It's doubly puzzling because only a short time before, in the black and white era, Hollywood had no difficulty shooting dramatic scenes (above) in a convincing way.
Sometimes I think Technicolor was to blame. The color was gorgeous but lighting it may have been so difficult that studios opted for simplistic set-ups. Maybe wide screen was to blame. Maybe flattening long lenses.
Another possiblity is that the minimalist aesthetic had set in and art directors simply thought that less was more. Look at the Hanna Barbera cartoons (above) from this period. Some of them are mind-numbingly bleak and arid, but I doubt that many people complained.
Here's (above) what we would call today "TV lighting" and staging applied to a feature film. The characters are reduced to simple shapes. The background is generic, made a little dark in one spot to make Doris Day pop out. The whole look is flat. Probably the technicolor was beautiful, but so what -- the composition and modelling are lifeless.

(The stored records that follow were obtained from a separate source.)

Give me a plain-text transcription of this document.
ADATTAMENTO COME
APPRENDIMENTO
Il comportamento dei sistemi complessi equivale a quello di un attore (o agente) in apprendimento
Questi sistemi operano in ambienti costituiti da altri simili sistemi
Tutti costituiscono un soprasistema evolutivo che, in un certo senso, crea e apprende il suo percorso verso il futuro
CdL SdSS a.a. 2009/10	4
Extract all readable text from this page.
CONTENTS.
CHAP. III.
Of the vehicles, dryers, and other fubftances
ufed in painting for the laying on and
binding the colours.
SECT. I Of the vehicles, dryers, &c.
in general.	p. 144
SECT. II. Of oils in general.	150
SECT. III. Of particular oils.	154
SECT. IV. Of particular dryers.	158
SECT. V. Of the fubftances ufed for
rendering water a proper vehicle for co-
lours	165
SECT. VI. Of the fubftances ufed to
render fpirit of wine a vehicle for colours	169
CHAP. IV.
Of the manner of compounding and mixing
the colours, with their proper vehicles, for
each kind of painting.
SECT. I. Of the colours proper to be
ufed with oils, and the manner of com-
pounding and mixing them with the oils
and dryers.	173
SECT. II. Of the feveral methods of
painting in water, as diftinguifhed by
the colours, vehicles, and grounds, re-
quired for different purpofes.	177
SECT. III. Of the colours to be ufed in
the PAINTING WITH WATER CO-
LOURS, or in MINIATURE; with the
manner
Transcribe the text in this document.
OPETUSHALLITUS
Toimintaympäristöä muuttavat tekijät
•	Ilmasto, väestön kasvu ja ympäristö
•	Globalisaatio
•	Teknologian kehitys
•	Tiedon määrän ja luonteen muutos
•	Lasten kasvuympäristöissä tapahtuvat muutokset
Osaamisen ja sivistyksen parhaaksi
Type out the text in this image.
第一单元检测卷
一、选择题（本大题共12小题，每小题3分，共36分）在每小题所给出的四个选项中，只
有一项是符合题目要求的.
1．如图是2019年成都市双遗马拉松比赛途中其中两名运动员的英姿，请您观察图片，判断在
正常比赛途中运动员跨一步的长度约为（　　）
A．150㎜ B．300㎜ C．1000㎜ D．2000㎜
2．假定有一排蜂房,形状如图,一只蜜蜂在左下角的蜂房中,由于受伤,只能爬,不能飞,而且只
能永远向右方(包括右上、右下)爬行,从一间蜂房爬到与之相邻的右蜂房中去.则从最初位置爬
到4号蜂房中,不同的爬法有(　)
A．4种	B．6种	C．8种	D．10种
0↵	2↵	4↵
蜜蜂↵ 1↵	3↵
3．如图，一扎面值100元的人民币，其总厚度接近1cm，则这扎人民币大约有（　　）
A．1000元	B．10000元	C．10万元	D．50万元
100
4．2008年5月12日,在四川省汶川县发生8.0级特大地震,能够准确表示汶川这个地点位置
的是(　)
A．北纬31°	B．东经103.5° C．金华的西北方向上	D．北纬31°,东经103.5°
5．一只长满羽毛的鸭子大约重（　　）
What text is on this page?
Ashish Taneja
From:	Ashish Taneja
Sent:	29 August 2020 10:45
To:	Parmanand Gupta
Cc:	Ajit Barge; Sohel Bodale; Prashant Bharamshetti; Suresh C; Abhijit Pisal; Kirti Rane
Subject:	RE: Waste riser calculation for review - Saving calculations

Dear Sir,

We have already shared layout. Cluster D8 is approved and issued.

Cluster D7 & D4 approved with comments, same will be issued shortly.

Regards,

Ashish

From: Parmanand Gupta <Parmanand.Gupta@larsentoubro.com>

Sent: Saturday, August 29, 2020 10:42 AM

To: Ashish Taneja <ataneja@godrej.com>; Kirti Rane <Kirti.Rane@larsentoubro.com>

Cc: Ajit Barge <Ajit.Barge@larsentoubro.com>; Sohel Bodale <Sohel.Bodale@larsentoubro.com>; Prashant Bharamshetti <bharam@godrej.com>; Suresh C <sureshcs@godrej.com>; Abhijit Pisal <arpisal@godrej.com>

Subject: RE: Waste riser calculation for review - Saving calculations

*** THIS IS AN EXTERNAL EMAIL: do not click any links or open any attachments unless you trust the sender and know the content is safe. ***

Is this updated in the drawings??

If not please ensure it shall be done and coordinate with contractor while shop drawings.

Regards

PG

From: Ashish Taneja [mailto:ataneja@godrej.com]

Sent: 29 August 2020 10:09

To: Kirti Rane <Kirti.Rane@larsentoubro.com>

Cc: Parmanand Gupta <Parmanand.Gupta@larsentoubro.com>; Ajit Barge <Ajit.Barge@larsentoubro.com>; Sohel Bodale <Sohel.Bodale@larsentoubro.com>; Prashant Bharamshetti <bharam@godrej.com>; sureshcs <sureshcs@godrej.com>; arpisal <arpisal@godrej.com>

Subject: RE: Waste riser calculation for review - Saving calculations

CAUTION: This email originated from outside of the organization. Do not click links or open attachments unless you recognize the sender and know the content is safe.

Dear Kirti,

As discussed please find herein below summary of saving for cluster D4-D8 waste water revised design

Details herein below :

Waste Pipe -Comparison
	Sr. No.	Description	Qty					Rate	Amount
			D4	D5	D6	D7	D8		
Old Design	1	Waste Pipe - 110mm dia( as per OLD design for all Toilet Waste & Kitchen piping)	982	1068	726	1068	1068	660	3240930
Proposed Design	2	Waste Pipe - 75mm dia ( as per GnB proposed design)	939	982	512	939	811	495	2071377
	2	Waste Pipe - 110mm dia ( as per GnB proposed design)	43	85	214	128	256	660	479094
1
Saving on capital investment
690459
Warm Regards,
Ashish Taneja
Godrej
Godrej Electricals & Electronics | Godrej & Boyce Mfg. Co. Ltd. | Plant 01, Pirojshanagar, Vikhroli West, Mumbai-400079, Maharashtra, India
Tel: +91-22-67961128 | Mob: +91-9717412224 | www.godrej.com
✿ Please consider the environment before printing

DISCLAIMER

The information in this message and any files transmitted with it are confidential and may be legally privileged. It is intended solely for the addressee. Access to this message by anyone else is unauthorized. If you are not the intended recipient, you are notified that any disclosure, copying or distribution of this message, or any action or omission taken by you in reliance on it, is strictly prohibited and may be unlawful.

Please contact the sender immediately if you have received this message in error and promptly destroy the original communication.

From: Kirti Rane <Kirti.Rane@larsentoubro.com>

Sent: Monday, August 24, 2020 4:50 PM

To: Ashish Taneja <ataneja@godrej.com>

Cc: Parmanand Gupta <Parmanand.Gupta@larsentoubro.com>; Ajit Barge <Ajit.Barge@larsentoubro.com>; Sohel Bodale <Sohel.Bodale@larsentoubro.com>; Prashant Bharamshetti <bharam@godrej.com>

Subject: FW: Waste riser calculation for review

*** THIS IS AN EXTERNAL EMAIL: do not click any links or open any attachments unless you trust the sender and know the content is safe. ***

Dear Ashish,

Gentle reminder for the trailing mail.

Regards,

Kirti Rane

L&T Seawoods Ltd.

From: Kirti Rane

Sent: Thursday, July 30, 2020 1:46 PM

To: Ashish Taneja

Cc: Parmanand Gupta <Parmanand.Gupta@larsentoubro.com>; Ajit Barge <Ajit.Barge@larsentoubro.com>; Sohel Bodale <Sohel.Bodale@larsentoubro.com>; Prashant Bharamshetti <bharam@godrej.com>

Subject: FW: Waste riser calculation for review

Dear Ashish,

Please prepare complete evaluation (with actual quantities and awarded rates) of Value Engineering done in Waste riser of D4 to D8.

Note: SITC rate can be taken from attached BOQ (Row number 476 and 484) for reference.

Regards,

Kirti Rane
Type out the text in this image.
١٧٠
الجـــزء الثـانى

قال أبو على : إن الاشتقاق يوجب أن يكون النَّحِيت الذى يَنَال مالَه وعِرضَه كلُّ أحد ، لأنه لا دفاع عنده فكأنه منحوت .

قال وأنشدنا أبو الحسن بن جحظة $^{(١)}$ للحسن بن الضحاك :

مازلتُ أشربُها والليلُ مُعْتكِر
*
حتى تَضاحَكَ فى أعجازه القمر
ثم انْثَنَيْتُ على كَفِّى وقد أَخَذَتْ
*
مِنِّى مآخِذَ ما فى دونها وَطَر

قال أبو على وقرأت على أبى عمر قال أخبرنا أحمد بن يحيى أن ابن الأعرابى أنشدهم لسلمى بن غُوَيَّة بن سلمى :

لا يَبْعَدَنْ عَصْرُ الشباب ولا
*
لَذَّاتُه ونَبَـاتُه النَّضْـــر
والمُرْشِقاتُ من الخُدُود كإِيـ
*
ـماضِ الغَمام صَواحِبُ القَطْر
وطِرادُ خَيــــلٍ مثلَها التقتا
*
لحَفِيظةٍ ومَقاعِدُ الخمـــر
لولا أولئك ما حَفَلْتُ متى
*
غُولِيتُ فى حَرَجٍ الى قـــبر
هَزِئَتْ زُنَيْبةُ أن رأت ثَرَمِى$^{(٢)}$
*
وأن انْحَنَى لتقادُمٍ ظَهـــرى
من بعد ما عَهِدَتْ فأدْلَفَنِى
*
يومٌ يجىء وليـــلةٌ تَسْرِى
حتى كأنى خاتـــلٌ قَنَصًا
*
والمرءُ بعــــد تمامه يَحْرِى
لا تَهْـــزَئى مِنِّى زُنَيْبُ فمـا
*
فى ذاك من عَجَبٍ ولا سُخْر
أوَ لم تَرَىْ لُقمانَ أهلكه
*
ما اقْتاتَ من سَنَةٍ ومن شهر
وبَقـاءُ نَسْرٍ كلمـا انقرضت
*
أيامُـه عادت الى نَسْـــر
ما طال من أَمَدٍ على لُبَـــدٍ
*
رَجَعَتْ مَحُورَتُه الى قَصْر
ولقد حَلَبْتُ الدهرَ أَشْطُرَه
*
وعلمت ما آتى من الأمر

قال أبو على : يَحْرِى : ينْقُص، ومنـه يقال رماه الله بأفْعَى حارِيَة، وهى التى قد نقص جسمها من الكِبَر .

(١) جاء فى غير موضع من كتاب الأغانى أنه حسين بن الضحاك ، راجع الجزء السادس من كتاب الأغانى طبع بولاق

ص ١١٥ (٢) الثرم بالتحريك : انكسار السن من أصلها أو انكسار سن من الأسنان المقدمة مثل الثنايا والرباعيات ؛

Here (above) human beings are reduced to cardboard cut-outs; just shapes and colors. It's scary because you get the feeling that the stories were simplified and streamlined to fit the clunky photography.
Me, I prefer lighting that brings out the gritty humanity of the characters. I also like to see lots of extras, like in the scene below. That doesn't work at all in animation, but it makes live action spring to life.